Medical error is the third leading cause of death in the US. In fact, preventable medical errors have been reported to be a lethal problem since two decades ago [1][2]. The latest studies have estimated the number of preventable deaths at over 22,000 a year in the United States [3]. A considerable portion of these preventable errors are caused by unintended deviation from the clinical best practice algorithms during a fast-paced and dynamically changing clinical scenario.
Our solution to this is computerized clinical guidance systems, which is a form of clinical decision support systems that provide dynamic guidance and assistance to healthcare practitioners during their workflow in real-time at the bedside. We use computational pathophysiology to transform the informal description of medical knowledge to precise software that tracks and records complex disease dynamics. Like GPS navigation transforming the navigation history, we shall demonstrate that AI-enhanced and computational pathophysiology model-based medical best practice guidance systems will transform clinical practice.
We collaborate with exceptional expert physicians and researchers from various hospitals and medical research centers to ensure the medical correctness and safety of our computational pathophysiology models and conduct clinical evaluations to verify the effectiveness of our guidance systems.
Poor quality cardiopulmonary resuscitation (CPR) is directly linked to detriments in patient morbidity and mortality. Despite advances in resuscitation continuous quality improvement (CQI) programs, in-hospital pediatric arrest survival rates remain low at a median of 36%. Our objective for this research is to develop a Pediatric Advanced Cardiovascular Life Support Guidance System that will uniformly improve the quality of resuscitation events in real-time by functioning as a dynamic cognitive aid, decision support tool and agent promoting adherence to resuscitation algorithms and CRM. We hypothesize the utilization of this system during cardiopulmonary arrests will improve both adherence to guidelines as well as CRM exhibited by team performance. The knowledge gained from this research will further inform the development of dynamic cognitive aids and decision support technology to improve the quality of resuscitation events and team performance in real-time.
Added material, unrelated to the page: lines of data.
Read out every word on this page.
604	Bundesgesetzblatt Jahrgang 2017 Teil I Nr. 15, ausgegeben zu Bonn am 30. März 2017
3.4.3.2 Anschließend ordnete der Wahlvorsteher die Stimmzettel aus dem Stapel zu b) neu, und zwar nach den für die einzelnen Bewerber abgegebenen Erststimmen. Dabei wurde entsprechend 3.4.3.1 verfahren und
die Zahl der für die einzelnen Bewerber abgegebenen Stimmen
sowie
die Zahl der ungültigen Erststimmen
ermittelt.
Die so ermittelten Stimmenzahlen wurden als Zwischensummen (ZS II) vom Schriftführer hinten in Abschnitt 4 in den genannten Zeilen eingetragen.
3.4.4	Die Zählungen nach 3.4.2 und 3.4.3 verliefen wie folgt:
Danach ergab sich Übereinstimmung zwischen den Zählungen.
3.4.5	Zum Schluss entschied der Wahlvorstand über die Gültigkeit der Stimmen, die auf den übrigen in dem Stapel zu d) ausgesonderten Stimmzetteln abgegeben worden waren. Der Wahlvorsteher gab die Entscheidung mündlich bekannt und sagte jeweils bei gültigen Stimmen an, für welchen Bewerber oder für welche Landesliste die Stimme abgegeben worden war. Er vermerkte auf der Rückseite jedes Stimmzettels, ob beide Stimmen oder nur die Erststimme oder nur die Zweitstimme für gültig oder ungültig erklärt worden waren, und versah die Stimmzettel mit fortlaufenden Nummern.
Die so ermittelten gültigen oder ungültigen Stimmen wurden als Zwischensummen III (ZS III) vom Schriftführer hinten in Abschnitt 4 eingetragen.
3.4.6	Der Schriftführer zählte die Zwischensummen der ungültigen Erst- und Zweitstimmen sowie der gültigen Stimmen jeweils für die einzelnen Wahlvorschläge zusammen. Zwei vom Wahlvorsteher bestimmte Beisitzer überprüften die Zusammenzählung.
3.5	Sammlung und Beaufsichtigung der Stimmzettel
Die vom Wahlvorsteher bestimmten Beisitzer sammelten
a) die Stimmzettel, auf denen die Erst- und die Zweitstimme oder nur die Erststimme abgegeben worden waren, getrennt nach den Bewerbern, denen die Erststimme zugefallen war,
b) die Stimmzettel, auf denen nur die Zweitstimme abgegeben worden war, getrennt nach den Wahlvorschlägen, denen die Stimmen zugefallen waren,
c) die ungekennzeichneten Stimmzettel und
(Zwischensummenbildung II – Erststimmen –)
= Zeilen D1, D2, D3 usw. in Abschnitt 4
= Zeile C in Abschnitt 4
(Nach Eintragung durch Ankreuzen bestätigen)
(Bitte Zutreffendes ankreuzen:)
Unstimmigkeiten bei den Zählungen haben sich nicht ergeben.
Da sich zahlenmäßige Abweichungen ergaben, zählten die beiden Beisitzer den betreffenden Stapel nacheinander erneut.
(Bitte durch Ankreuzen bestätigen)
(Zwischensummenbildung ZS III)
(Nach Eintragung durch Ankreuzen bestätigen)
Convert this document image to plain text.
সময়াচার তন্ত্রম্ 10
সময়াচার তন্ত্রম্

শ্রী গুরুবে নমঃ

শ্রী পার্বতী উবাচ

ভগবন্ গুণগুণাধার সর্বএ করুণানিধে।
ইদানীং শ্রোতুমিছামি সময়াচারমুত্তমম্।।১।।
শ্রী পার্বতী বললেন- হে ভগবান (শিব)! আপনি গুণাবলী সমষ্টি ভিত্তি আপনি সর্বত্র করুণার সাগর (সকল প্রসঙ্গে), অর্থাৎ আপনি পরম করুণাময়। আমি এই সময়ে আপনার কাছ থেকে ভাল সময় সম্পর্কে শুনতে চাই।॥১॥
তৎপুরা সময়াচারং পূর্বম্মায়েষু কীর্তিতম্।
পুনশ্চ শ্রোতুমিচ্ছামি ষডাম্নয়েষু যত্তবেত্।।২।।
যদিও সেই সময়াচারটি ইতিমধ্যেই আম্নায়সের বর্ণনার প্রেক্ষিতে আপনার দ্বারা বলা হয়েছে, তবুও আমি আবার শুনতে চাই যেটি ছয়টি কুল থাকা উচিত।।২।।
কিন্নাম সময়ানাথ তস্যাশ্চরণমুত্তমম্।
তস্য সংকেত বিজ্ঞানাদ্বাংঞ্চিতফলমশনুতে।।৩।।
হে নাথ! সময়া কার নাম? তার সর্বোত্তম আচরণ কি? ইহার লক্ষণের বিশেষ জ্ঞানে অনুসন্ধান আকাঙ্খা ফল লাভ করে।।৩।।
Sepsis is life-threatening organ dysfunction caused by a dysregulated host response to infection. Sepsis can rapidly lead to tissue damage, organ failure, and death. According to CDC statistics, every year more than1.7 million adults in the U.S. develop sepsis, and nearly 270,000 die from sepsis. Identification of sepsis in its early stages upon presentation to the emergency department is vital in preventing significant organ injury, prolonged hospitalization, and potentially death. We propose a computerized pediatric sepsis best practice guidance system for early detection, diagnosis, and treatment of pediatric sepsis.
The surge of severely ill COVID-19 patients greatly exceeds the available medical staff who have been trained to care for them. To address the lack of training in COVID-19 treatment and minimize the risk of preventable medical error under this stressful pandemic, we are funded by C3.ai to create AI-assisted COVID-19 ARDS (Acute Respiratory Distress Syndrome, i.e. lung failure) guidance system. This system models ARDS treatment guidelines published by authoritative medical associations using computational pathophysiology and incorporates patient status prediction models powered by c3.ai suite.